Así, durante varios días, coincidía con un Pepón distante que le miraba sin saludarle. Hasta que una mañana decidió presentarse: «Oye, perdona… No sé si me equivoco, pero tú eres Pepón ¿no? ¿Sabes quién soy yo?». El otro asintió sonriendo. «Sí, claro, tu eres Juanín… del barrio». Juan continuó amistoso: «Joer macho, creí que no me habías reconocido… es igual. ¡Mira que encontrarnos aquí, después de tanto tiempo! ¿Qué es de tu vida, a qué te dedicas?». Pepón le puso al corriente de forma concisa: «Trabajo por mi cuenta y no me va mal». Calló sin devolverle un «¿Y tú?», la pregunta que Juan esperaba. Sin embargo, no dio importancia al desinterés que su interlocutor demostró. Pepón no era un hombre curioso, eso era todo.

Aprovechó para rememorar sus travesuras de la infancia de forma afectuosa: «¿Te acuerdas de cuando tú y tus hermanos tirasteis los felpudos por la ventana del portal y mi abuela me hizo confesar a los vecinos que habíais sido vosotros? Me disteis una buena… ¡Cosas de críos!». Pepón afirmó: «Sí, cosas de críos…Bueno, Juanin, me bajo en la próxima». Pepón le abrazó de forma efusiva y varonil. Juan al despedirse le dijo con sinceridad: «Me ha alegrado verte, mañana, si coincidimos otra vez, seguimos charlando».
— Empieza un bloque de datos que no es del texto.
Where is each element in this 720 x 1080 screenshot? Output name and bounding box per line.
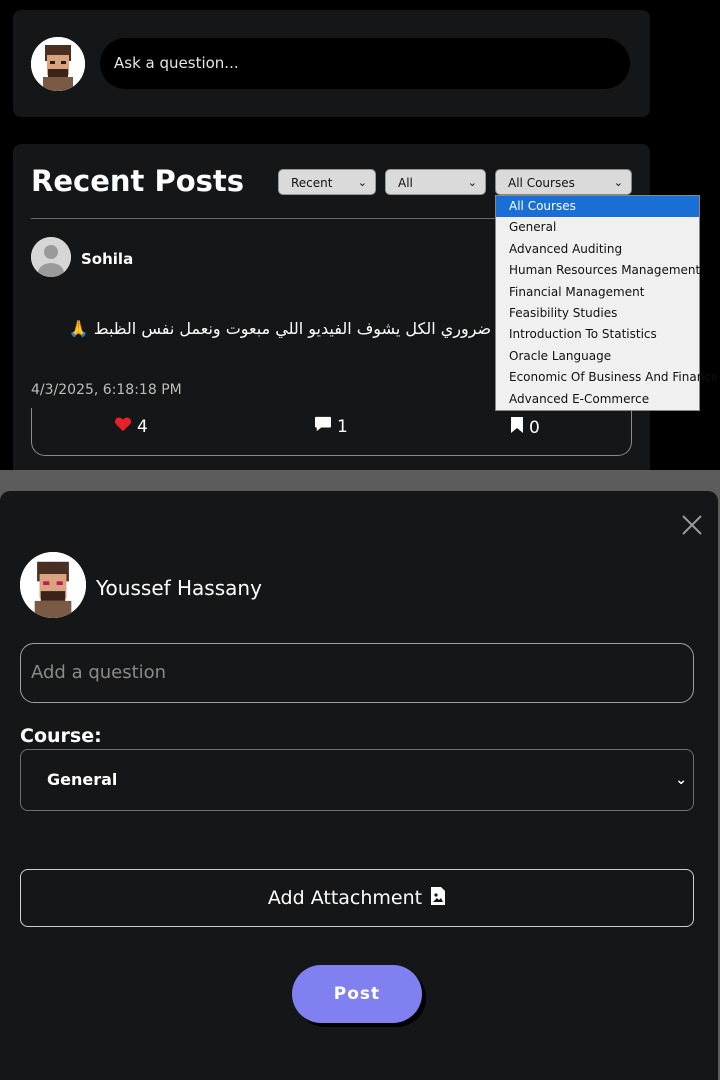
dropdown-option[interactable]: Oracle Language — [496, 346, 699, 367]
add-attachment-label: Add Attachment — [267, 887, 423, 909]
dropdown-option[interactable]: Advanced E-Commerce — [496, 389, 699, 410]
add-attachment-button[interactable]: Add Attachment — [20, 869, 694, 927]
dropdown-option[interactable]: Financial Management — [496, 282, 699, 303]
dropdown-option[interactable]: Human Resources Management — [496, 260, 700, 281]
file-image-icon — [430, 886, 446, 911]
post-actions: 4 1 0 — [31, 408, 632, 456]
post-author[interactable]: Sohila — [81, 250, 133, 268]
ask-question-card: Ask a question... — [13, 10, 650, 117]
new-post-modal: Youssef Hassany Add a question Course: G… — [0, 491, 718, 1080]
save-button[interactable]: 0 — [510, 416, 540, 439]
user-name: Youssef Hassany — [96, 576, 262, 600]
close-icon[interactable] — [680, 513, 704, 537]
bookmark-icon — [510, 416, 524, 439]
ask-question-input[interactable]: Ask a question... — [100, 38, 630, 89]
sort-filter-select[interactable]: Recent ⌄ — [278, 169, 376, 195]
course-dropdown-list: All Courses General Advanced Auditing Hu… — [495, 195, 718, 411]
dropdown-option[interactable]: Advanced Auditing — [496, 239, 699, 260]
avatar[interactable] — [31, 237, 71, 277]
chevron-down-icon: ⌄ — [357, 176, 367, 189]
like-count: 4 — [137, 416, 148, 437]
heart-icon — [114, 416, 132, 437]
course-label: Course: — [20, 725, 102, 747]
dropdown-option[interactable]: Economic Of Business And Finance — [496, 367, 718, 388]
chevron-down-icon: ⌄ — [613, 176, 623, 189]
avatar[interactable] — [31, 37, 85, 91]
like-button[interactable]: 4 — [114, 416, 148, 437]
comment-count: 1 — [337, 416, 348, 437]
type-filter-select[interactable]: All ⌄ — [385, 169, 486, 195]
dropdown-option[interactable]: Feasibility Studies — [496, 303, 699, 324]
sort-filter-value: Recent — [291, 176, 333, 190]
comment-button[interactable]: 1 — [314, 416, 348, 437]
avatar[interactable] — [20, 552, 86, 618]
comment-icon — [314, 416, 332, 437]
dropdown-option[interactable]: All Courses — [496, 196, 699, 218]
chevron-down-icon: ⌄ — [467, 176, 477, 189]
chevron-down-icon: ⌄ — [675, 772, 687, 788]
dropdown-option[interactable]: General — [496, 217, 699, 238]
course-filter-select[interactable]: All Courses ⌄ — [495, 169, 632, 195]
question-input[interactable]: Add a question — [20, 643, 694, 703]
save-count: 0 — [529, 417, 540, 438]
section-title: Recent Posts — [31, 164, 245, 198]
post-button[interactable]: Post — [292, 965, 422, 1023]
page: Ask a question... Recent Posts Recent ⌄ … — [0, 0, 720, 1080]
course-select[interactable]: General ⌄ — [20, 749, 694, 811]
post-timestamp: 4/3/2025, 6:18:18 PM — [31, 382, 182, 398]
course-select-value: General — [47, 770, 118, 789]
dropdown-option[interactable]: Introduction To Statistics — [496, 324, 699, 345]
course-filter-value: All Courses — [508, 176, 575, 190]
type-filter-value: All — [398, 176, 413, 190]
Al día siguiente le divisó nuevamente al final del coche, con el diario en la mano. Levantó el brazo para reclamar su atención pero Pepón, indiferente, miró para otro lado. Juan recordó dos cosas, la primera: su abuela tenía razón, ese chico no merecía su amistad y la segunda: le faltaba el reloj y la cartera desde el día anterior.